I swear an oath to you
right then and there, without sound

and without hesitation. 


Son, I promise I’m always with you
I carry you wherever I go

I say your name aloud

I repeat your name
so the record of the Universe

echoes and goes wherever
I am.

11/30: Pink Moon

The Pink Moon, Queen of Spring
Bluebonnets bloom under a pink moon
Wildflowers swoon and sway along the highway
Texas is a canvas of color
I see a flower and remember it forever.
Is the same true for you?
How much love exists
under a full moon?

10/30: Ode to the Pastrami Reuben at Roegels Barbecue Co.

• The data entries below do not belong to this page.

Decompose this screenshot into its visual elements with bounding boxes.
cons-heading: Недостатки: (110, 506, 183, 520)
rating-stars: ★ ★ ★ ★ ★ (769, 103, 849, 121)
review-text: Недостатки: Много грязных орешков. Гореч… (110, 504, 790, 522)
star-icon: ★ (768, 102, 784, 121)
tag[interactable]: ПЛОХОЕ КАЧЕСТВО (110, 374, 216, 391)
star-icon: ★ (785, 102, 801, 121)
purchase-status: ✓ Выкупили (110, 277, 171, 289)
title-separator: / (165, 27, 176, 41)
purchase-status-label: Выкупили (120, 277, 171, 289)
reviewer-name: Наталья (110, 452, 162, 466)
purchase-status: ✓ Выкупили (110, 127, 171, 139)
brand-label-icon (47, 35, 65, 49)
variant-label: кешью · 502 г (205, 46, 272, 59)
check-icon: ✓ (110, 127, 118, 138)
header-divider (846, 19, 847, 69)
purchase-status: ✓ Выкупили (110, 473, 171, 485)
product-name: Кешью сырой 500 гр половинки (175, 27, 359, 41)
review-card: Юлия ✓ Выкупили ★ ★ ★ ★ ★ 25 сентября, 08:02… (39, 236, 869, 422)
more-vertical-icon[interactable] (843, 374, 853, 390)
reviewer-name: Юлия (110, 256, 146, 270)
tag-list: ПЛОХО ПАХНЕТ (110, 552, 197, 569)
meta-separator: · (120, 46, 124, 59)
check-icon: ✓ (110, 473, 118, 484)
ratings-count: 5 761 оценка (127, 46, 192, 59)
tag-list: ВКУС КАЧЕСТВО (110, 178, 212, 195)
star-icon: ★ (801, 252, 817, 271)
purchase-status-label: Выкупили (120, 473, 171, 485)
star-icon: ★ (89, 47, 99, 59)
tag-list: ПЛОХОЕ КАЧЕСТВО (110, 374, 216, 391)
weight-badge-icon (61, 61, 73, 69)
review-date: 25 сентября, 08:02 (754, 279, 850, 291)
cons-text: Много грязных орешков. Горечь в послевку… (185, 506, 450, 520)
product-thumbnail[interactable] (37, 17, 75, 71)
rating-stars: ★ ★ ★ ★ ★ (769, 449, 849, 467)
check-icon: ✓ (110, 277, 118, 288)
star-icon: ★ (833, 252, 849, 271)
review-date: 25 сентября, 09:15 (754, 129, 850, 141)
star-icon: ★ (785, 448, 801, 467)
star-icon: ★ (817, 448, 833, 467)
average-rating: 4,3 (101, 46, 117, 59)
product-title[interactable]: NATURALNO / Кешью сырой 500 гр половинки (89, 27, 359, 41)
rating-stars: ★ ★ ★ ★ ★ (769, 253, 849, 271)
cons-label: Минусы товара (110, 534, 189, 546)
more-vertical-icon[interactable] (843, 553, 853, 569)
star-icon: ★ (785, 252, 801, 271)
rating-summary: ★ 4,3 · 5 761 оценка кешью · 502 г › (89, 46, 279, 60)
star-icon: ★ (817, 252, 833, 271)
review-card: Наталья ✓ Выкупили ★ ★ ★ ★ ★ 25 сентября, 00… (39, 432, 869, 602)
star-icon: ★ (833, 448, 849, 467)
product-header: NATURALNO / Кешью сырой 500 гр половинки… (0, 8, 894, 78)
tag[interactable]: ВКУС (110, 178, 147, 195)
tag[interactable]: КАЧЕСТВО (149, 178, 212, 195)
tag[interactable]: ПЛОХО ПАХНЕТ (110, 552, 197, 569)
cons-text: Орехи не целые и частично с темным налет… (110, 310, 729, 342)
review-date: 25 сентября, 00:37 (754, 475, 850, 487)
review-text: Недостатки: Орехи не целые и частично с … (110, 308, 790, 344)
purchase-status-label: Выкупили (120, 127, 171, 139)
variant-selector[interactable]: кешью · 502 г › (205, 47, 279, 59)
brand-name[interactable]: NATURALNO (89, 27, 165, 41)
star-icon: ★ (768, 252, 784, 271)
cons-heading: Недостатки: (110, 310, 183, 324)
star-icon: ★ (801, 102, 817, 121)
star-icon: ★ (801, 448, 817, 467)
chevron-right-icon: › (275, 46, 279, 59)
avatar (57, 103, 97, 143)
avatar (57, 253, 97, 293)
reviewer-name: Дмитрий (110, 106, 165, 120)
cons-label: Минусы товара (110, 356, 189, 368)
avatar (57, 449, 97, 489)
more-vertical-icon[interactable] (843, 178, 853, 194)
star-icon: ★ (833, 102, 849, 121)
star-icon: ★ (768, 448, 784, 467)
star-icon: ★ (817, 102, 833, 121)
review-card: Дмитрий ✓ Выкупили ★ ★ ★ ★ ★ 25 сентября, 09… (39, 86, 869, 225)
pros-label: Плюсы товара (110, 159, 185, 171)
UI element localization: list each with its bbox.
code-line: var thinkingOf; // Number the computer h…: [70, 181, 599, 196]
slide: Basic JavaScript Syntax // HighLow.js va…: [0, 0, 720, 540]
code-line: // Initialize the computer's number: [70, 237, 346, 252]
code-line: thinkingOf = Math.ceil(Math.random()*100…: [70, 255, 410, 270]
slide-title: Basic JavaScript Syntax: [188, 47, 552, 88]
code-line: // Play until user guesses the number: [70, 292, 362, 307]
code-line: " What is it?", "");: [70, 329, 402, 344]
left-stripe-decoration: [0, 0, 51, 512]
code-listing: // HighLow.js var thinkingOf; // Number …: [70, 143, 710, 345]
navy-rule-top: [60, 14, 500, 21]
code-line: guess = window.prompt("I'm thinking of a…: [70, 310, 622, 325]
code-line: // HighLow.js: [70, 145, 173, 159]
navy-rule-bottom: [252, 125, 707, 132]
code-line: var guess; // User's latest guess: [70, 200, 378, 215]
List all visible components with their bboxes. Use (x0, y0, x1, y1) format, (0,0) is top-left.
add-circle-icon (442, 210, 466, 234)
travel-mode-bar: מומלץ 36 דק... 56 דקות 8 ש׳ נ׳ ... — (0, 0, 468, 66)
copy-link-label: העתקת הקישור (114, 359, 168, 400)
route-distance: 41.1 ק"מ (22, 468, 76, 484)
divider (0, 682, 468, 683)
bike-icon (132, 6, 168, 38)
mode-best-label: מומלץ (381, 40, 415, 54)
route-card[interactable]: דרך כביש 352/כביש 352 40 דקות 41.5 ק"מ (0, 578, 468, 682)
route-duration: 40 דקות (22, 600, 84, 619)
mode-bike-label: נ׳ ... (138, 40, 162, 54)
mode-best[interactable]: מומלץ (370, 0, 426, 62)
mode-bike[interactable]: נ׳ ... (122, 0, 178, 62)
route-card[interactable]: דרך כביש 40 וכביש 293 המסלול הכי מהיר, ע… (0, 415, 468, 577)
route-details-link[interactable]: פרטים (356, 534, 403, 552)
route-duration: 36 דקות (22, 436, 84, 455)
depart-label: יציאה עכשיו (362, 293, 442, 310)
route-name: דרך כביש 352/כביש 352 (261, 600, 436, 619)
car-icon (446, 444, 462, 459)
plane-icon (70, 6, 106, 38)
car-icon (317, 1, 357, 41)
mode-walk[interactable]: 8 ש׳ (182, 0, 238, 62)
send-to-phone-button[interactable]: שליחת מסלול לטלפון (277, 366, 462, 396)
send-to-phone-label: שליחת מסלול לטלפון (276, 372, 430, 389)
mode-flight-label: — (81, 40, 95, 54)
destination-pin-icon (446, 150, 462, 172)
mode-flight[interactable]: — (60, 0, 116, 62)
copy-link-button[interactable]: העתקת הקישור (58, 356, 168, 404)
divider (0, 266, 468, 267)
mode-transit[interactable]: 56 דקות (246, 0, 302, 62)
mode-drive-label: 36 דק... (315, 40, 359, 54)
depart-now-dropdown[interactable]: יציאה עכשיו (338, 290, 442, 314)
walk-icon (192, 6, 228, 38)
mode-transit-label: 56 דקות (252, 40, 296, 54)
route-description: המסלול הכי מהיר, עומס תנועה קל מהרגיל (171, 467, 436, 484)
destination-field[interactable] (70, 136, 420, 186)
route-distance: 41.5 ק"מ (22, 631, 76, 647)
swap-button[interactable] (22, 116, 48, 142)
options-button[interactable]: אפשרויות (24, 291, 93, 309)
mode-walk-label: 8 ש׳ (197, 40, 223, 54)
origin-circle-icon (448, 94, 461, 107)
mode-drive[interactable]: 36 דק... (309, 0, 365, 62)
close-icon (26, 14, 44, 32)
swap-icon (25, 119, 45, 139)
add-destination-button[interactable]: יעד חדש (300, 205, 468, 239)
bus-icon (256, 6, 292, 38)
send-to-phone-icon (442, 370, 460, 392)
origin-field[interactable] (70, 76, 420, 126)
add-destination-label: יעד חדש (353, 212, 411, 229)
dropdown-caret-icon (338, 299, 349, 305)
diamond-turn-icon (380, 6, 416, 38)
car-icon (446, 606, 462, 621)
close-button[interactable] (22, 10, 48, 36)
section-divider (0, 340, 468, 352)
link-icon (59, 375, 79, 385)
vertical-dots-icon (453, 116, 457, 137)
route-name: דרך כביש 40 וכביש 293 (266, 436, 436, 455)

With thanks to Russell, Misty, Bruce and the whole Roegels Barbecue Co. crew

Thursday is a special day
Smoke rolls into the sky
like a spire
I chase the smoke like a dream
come true, like a family heirloom
The gospel of low and slow
casts a holy shadow
I know what blows in the wind
I know what time gives
and how time takes.
The Pastrami Reuben is a gift
time gives, made by hands
that take what was given
Some days, I show up too late,
and I am still grateful
What I want isn’t always what I get,
and I am still grateful
What I receive is a recipe
made with love and smoke
I’m learning the lesson of letting go,
no matter the teacher.
Good things come to those who wait.
When I reach for my plate,
I trust my fate.
When Thursdays come,
The Pastrami Reuben is an offering too
tender not to fall-apart.
The bark, a piece of art.
I offer all of my senses to this moment.

9/30: A MAN IN BLACK EATS A PINK CONCHA

For My Grandpa Fred on his 84th birthday

It’s your birthday, today, Grandpa.
84 years alive.
I’m 33 years here, now.
You love God, your family, and Johnny Cash,
the Man in Black.
I’m rocking black boots and pants just for you.
This morning, I eat a pink concha,
the same kind you’d buy on those mornings
I woke up early enough to eat before my brothers beat me to it.
As a boy, I learned if you put a sea shell to your ear,
you can hear the ocean waves.
I take the pink concha and hear the
ocean of time you had to travel through
to be here, now, celebrating your birthday.
Did grandma make you breakfast?
Did you stay out trouble?
I hear your voice call her Guerra, or your supervisor
I married my own Guerra too, a beautiful Mexican woman
who supervises me too. You told me a story once,
the last Easter before I would become a father myself,
about a boy who gave
you an orange when you had nothing to eat
on the coldest winter day of your life,
You were just a Mexican boy
with hunger in your bones—
and how many times have you fed me?
How many times have I had a plate of food
you worked to buy?
The love you built into our lives
became a blueprint I follow to this day.
My son, your great grandson, stands in front of you,
mesmerized and full of laughter, clapping his hands,
running through the house you built when I was a boy.
When I was boy, you’d ask me,
who’s grandpa’s little boy?
Now I am a father, and I ask my son,
Who’s daddy’s little boy?
Another year around the sun
Remember when you saw the solar eclipse?
I do. I watched a video Grandma recorded.
You’re standing outside, in the driveway, with glasses to see the darkness
standing on your own two feet, looking up into the sky.

8/30: Birdsong

With thanks to The Engines of Our Ingenuity, Episode 3310

When we walk into school together, the birds are with us too.
The romantic poets romanticized birdsong with scientific precision.
I carry you through the music each morning.
I never named what I heard
until today.
The birds sing and we call it birdsong. The soundtrack to
the small steps you take beneath the trees.
We all have our antidote to loneliness.
A reminder of our worthiness.
Evidence of our goodness.
Listening makes me a witness to what is.
The whispers we share on the walk to school
blend beneath the morning symphony.
It feels like a show just for you and me,
and before the curtain calls and I have to go,
You say DaDa and ByeBye and wave goodbye.